Big Data Applications in the Food and Beverage Industry: A Case Study

The potential of Big Data for retailers is massive. However, the usages of Retail Analytics are industry-specific. Let us examine it by taking the example of the food and beverage sector.

Inventory Analysis

Super Market Data can help those in the food and beverage business maintain a profitable level of inventory. Needless to say, the accurate prediction of inventory levels is especially pertinent within the food and beverage sector as it is mostly constituted of perishable goods. Research shows that 1.3 billion tonnes of food globally are wasted, and supermarkets can help reduce the number. Using Big Data to invigilate inventory levels closely can help cut down on overstocking.

Besides, with the right Retail Analytics, enterprises can recognize the most profitable items. Thus, it becomes possible to redirect the marketing focus to areas with scope. Thus, metrics and numbers can also help determine how quickly the promoted products are emptied from the shelves and predict when they might need a restock. Thus, the culmination is space optimization, satisfied customers, increased profits, and decreased waste. Businesses within the food and beverage industry can perform such an analysis by observing the first few hours of a sale.

Customer Loyalty

Loyalty programs are both the means and end to effective data analytics. They can provide a comprehensive insight into customer choices at an individual and collective level. Then, the extracted data can be co-opted to facilitate targeted marketing and promotions and ensure customer loyalty. Identifying which products a customer frequently buys and then offering a deal for it around the approximate next time they might want to buy it is a good way to go about with Retail Analytics.

Similarly, businesses in the food and beverage sector can use data to gauge when a customer turns to a competitor for a specific product. For instance, if an individual who was a weekly fish buyer stops abruptly, it signals that your prices may be too high or quality too low, and the customer has resorted to a competitor. Thus, it is possible to offer specific customer coupons and discounts for fish and lure them back.

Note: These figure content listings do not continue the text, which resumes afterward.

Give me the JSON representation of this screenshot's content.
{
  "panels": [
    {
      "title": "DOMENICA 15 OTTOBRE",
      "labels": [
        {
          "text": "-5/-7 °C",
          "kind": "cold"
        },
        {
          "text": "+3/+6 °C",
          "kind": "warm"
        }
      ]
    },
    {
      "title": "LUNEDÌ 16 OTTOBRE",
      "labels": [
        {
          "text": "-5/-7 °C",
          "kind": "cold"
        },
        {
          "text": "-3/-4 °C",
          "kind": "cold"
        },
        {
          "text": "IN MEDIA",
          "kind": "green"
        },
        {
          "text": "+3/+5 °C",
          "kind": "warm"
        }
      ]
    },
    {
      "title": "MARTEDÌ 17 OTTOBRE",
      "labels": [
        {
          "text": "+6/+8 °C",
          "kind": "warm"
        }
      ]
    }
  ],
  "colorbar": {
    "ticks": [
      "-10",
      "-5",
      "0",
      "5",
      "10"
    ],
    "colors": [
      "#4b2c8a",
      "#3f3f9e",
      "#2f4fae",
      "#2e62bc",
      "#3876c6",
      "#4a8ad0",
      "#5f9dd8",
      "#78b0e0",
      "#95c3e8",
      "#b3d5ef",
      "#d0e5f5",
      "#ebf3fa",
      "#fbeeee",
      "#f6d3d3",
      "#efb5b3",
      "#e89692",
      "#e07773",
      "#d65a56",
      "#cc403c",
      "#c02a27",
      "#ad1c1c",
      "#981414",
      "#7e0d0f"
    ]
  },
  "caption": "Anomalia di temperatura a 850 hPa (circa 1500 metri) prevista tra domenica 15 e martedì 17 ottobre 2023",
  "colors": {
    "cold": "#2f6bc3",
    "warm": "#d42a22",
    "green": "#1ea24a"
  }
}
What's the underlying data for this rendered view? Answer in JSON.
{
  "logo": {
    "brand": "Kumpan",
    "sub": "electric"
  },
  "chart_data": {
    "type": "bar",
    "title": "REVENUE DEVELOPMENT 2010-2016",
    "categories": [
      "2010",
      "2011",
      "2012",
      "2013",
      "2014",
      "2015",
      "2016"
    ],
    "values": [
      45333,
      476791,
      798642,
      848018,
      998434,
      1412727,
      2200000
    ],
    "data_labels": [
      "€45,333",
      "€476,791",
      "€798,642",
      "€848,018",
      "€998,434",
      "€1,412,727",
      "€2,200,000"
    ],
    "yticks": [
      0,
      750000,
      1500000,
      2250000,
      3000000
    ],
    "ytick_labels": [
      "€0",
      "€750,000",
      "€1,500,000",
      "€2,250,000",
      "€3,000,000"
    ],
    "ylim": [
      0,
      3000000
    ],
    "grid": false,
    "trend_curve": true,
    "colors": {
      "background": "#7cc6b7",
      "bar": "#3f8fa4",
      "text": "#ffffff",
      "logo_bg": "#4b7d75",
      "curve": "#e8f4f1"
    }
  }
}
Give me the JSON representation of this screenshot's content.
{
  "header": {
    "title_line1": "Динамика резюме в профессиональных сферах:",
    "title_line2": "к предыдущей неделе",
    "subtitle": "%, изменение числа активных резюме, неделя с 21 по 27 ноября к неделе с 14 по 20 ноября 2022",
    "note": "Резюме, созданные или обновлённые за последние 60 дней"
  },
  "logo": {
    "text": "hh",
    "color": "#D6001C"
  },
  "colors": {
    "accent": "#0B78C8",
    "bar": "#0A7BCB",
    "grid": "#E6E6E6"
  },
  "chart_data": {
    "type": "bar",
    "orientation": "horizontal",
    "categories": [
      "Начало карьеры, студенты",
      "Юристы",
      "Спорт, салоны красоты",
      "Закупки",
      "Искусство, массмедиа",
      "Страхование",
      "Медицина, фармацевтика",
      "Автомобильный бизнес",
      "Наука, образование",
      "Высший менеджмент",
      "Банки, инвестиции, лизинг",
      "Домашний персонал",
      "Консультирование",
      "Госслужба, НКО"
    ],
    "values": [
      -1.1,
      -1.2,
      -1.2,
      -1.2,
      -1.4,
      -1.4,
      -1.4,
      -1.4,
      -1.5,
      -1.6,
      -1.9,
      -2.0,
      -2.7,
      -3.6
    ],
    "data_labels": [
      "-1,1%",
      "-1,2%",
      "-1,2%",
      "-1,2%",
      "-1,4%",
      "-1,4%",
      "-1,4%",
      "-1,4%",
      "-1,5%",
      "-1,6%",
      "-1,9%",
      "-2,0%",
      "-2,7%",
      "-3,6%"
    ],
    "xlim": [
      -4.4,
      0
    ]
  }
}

These are four ways in which supermarkets might benefit from data analytics:

Inventory Management – The heart of a grocery business is inventory management. Data can help supermarkets gain invaluable insights on capricious customer demand, seasonality, perishability, etc., and prevent them from adversely affecting the inventory. Likewise, with full control over inventory backed by Big Data, grocery chains can plan a better replenishment schedule, send targeted marketed messages to mitigate large stockouts, and more.

Online Shopping – Online grocery shopping is growing at an unprecedented rate. In fact, 70 percent of US shoppers will buy their groceries online. Thus, most grocers already have a hybrid (online-offline) model. But, a large chunk of the groceries hints towards dissatisfaction with their online profitability. However, by strategically using customer data, online groceries can determine the most lucrative way to organize digital orders.

Marketing – Personalized marketing is pivotal to staying afloat as a profitable grocery business. For instance, a survey shows that 43 percent of consumers in the USA pay more for products from brands they are loyal to. Thus, by co-opting Big Data, supermarkets can curate customized marketing messages and send them to the right customer at the right time. For instance,

Rentability – Last but not least, grocery chains can use Big Data to devise a strategy for seamless customer experience by optimizing the prices of products. By tracking sales and considering customer feed, a grocery store can determine the price at which demand for a specific item is highest among consumers.


So, there we have it, a crisp overview of Super Market Data analysis and how it can be co-opted to revolutionize the retail sector.